The S4 SCADA Security Scientific Symposium kicks off tomorrow.  It bears mentioning that there will be a couple of papers presented that discuss OPC specifically.   Here’s the excerpt from the agenda:
S4 SCADA Security Scientific Symposium 2007

OPC Exposed: Denial of Service Attacks
Ralph Langner, Langner Communications AG

It is well known that OPC does not include effective security controls and relies on DCOM.  Well, the problem is much larger than that. In this paper, several DoS attacks that have proven effective against OPC servers are discussed that could be carried out by attackers with no technical background or by malware. In addition, a man-in-the-middle attack is explained that could be used by an aggressive attacker to have a SCADA system assume normal operation while the process is running wild. Last but not least, suggestions for remedies are presented.
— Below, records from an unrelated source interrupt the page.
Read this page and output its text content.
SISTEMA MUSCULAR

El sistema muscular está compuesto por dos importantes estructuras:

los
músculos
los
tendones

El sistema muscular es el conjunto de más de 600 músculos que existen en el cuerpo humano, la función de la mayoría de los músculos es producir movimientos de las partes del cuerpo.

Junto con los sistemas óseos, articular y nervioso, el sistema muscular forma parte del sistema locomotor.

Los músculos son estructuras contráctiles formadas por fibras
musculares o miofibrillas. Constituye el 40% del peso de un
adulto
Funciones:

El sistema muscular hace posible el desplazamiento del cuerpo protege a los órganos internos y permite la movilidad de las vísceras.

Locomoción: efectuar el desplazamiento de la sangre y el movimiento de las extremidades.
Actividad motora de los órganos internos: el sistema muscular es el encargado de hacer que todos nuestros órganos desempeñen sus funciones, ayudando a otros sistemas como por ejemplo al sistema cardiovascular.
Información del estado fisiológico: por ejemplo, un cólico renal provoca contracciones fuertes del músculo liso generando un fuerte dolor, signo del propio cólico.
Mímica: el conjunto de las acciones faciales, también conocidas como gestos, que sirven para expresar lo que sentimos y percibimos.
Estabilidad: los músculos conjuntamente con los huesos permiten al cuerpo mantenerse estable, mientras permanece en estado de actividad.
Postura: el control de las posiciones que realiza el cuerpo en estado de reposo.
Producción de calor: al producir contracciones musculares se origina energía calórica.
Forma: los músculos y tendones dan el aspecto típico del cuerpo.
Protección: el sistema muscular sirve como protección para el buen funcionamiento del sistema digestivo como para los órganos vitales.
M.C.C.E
OPC Exposed: Protocol Analysis and Security Testing
Lluis Mora, Neutralbit

Although MSRPC services have been widely tested for security vulnerabilities, the tests have centered around the transport layer and not on the application layer that DCOM implements. In this paper, we present a security analysis of the Data Access specification with emphasis on the application layer, identifying theoretical weaknesses that implementers should take into consideration when developing OPC clients and servers. To validate our findings a vulnerability group test has been conducted against several OPC servers.

I think the work being done in this area and the increased focus on security in the SCADA and OPC worlds is a very good thing.   However, I would like to add a bit of context here.   These are not new, ground breaking concepts that have been dug out from under a rock somewhere.   These vulnerabilities have always existed, and many OPC users are very aware of them.   As with many other SCADA protocols/standards, the security and access control for systems was left to the operating system or external security setups.   Not saying that’s a good thing, that’s just the facts.   In these days of wireless access, globalization and increased security concerns, the ‘M&M’ model of a solid shell, and a mushy middle is no longer enough.   Defense in Depth is the new word of the day.   To that end, OPC UA have been designed with security in mind.  In addition, there are ways to increase the security of your existing OPC installations such as; proper use of DCOM settings, incorporating products like OPC Tunneller, and working with security aware OPC vendors.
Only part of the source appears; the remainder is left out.